Everyone makes a big deal of turning 40 and I have steadfastly maintained over the years that age is what you make of it. So, now that I'm officially forty, here are some thoughts on the day to see if I am true to my word.

First, I realize that my life with Lynda equals exactly one-half of my total lifetime. And friends, let me tell you that this is a very good thing. No other choice that I could have made in life has been a better one for me or has generated so many good things and guaranteed good things yet to be. If I never do anything else right forever, I can at least point to that twenty-year-old choice and be secure in the knowledge that it was unequivocally the right one.

We celebrated on Sunday by going out to dinner at a local Mexican restaurant. This allowed me to enjoy some nice mole sauce on my enchiladas and to get a ridiculous margarita (but a. made out of lime, b. not frozen, and c. not fruited up . . . because I'm still a man, you see). As I'm eating the meal, Grace (on one side of me) is trying to get Sarah's approval (on the other side of me) to deliver something.

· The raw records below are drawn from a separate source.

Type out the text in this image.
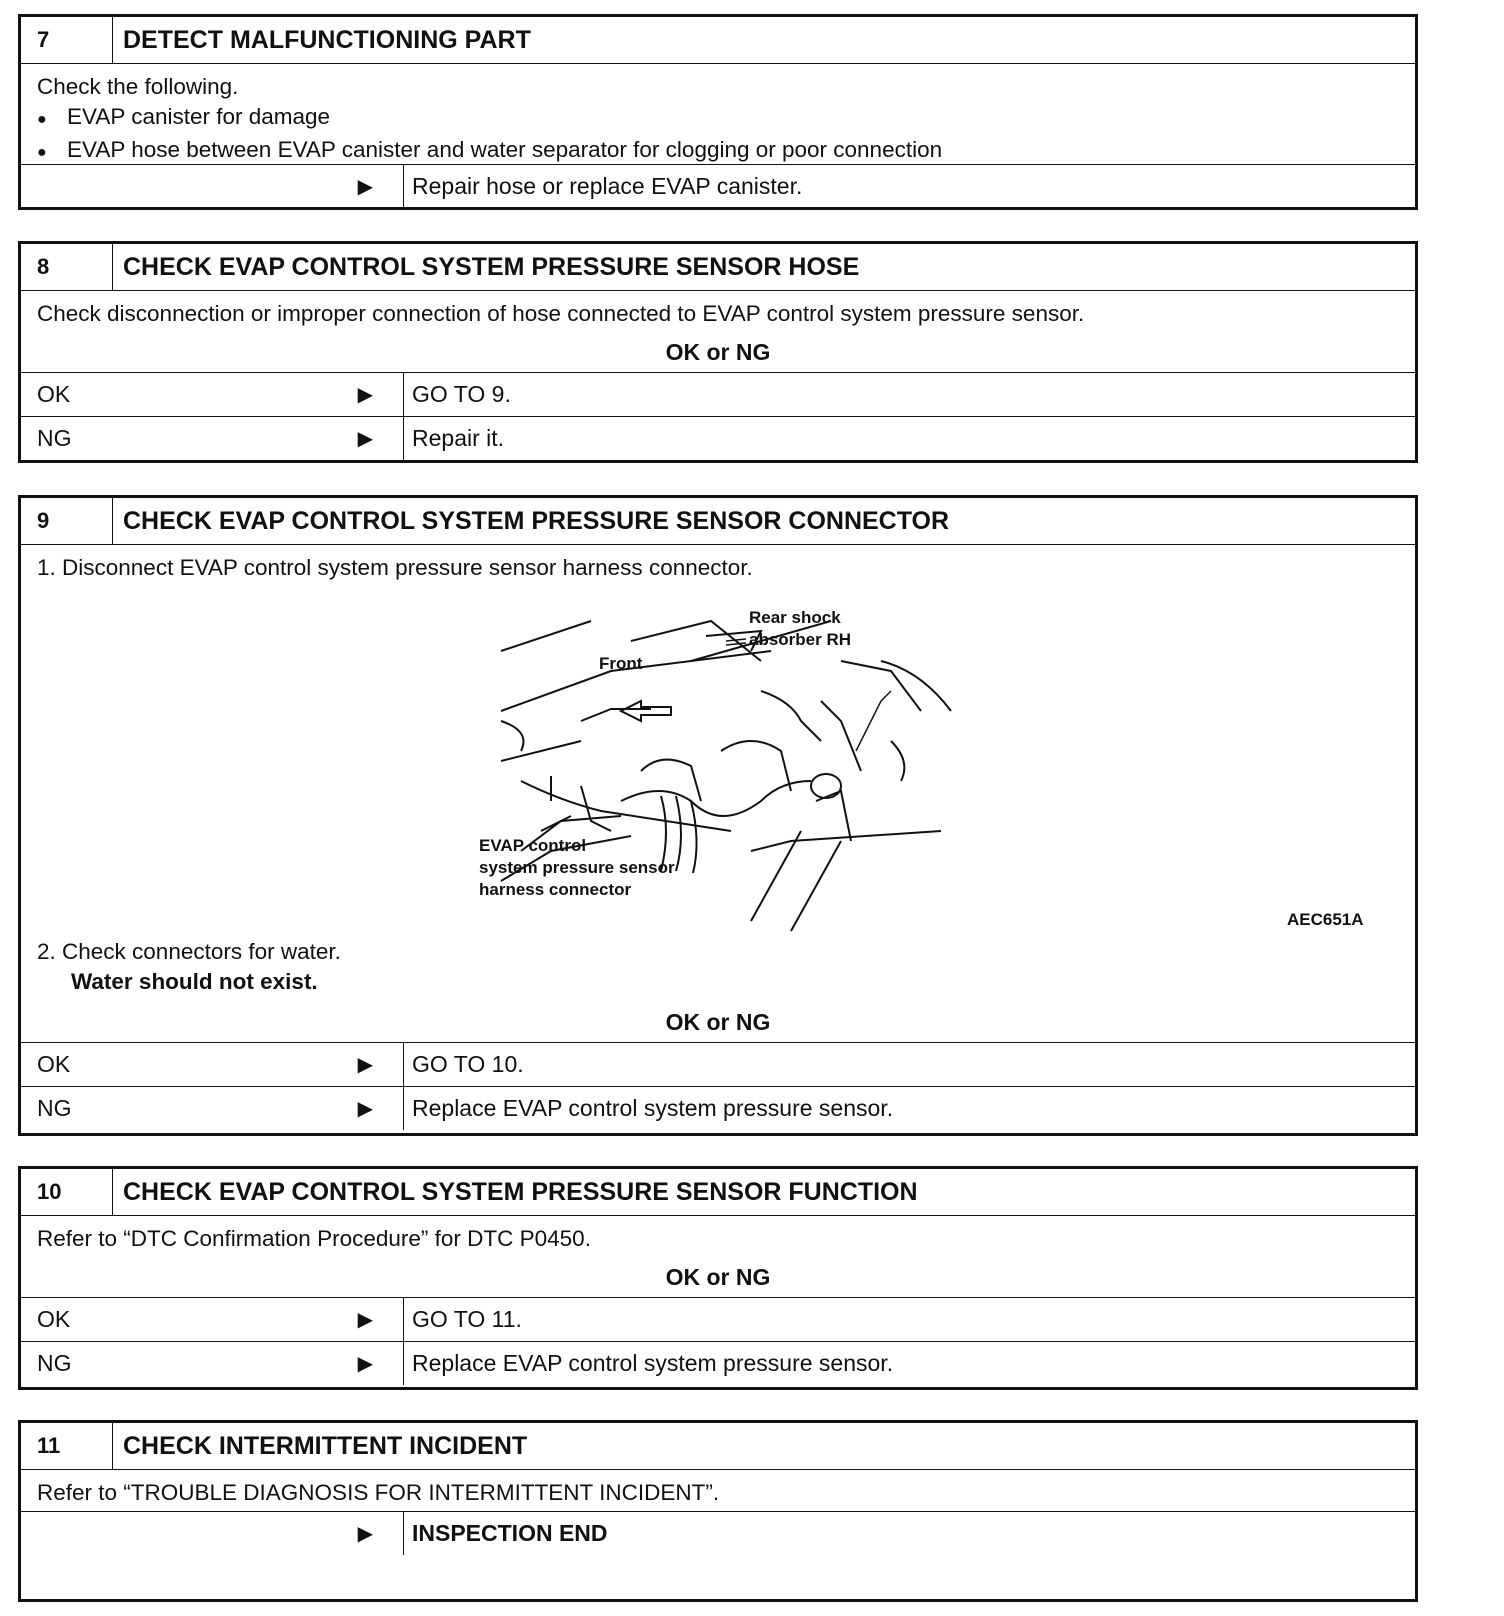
7	DETECT MALFUNCTIONING PART
Check the following.
● EVAP canister for damage
● EVAP hose between EVAP canister and water separator for clogging or poor connection
▶	Repair hose or replace EVAP canister.
8	CHECK EVAP CONTROL SYSTEM PRESSURE SENSOR HOSE
Check disconnection or improper connection of hose connected to EVAP control system pressure sensor.
OK or NG
OK	▶	GO TO 9.
NG	▶	Repair it.
9	CHECK EVAP CONTROL SYSTEM PRESSURE SENSOR CONNECTOR
1. Disconnect EVAP control system pressure sensor harness connector.
Rear shock
absorber RH
Front
EVAP control
system pressure sensor
harness connector
AEC651A
2. Check connectors for water.
Water should not exist.
OK or NG
OK	▶	GO TO 10.
NG	▶	Replace EVAP control system pressure sensor.
10	CHECK EVAP CONTROL SYSTEM PRESSURE SENSOR FUNCTION
Refer to “DTC Confirmation Procedure” for DTC P0450.
OK or NG
OK	▶	GO TO 11.
NG	▶	Replace EVAP control system pressure sensor.
11	CHECK INTERMITTENT INCIDENT
Refer to “TROUBLE DIAGNOSIS FOR INTERMITTENT INCIDENT”.
▶	INSPECTION END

Now, I know that it is probably a birthday card that I had heard was in the works, but I'm being the good, clueless dad and not acknowledging the events for Grace's sake. Halfway through the enchiladas (and two-thirds of the way through the ridiculous margarita), they present me with this wonderful card which I reproduce and interpret below.
This is the front of the card, which obviously says "Happy B-Day!" For some reason, they chose not to include  my excellent winter beard in the image rendition. Perhaps they don't like the way it scratches their faces?

Here is the important, special part of the card. On the left is me, regal in my provided birthday crown.
On the right are my three kids, watching over me. The text of the card is as follows:

"Dear Dad: We love you so much. I hope your having a fun time on your birthday. You are awesome. You are the best Dad in the world. You are really silly. Dad, we love you at all times. I'm happy that you never give up on us.
We are happy that you are our Dad. Here are the top five reasons why you are great:

1. Your funny.
2. Your awesome.
3. Your handsome.
4. Your nice.
5. Your like a friend.

We love you Dad.

And on the last page, they apply their signatures. Hannah's is the big "H."
(Whenever she sees an H anywhere, she always says . . . That's Me. That's an H for Hannah.

Now, I ask you . . . how could any meaningless construction of a decade-based birthday possibly overshadow such love and wonder?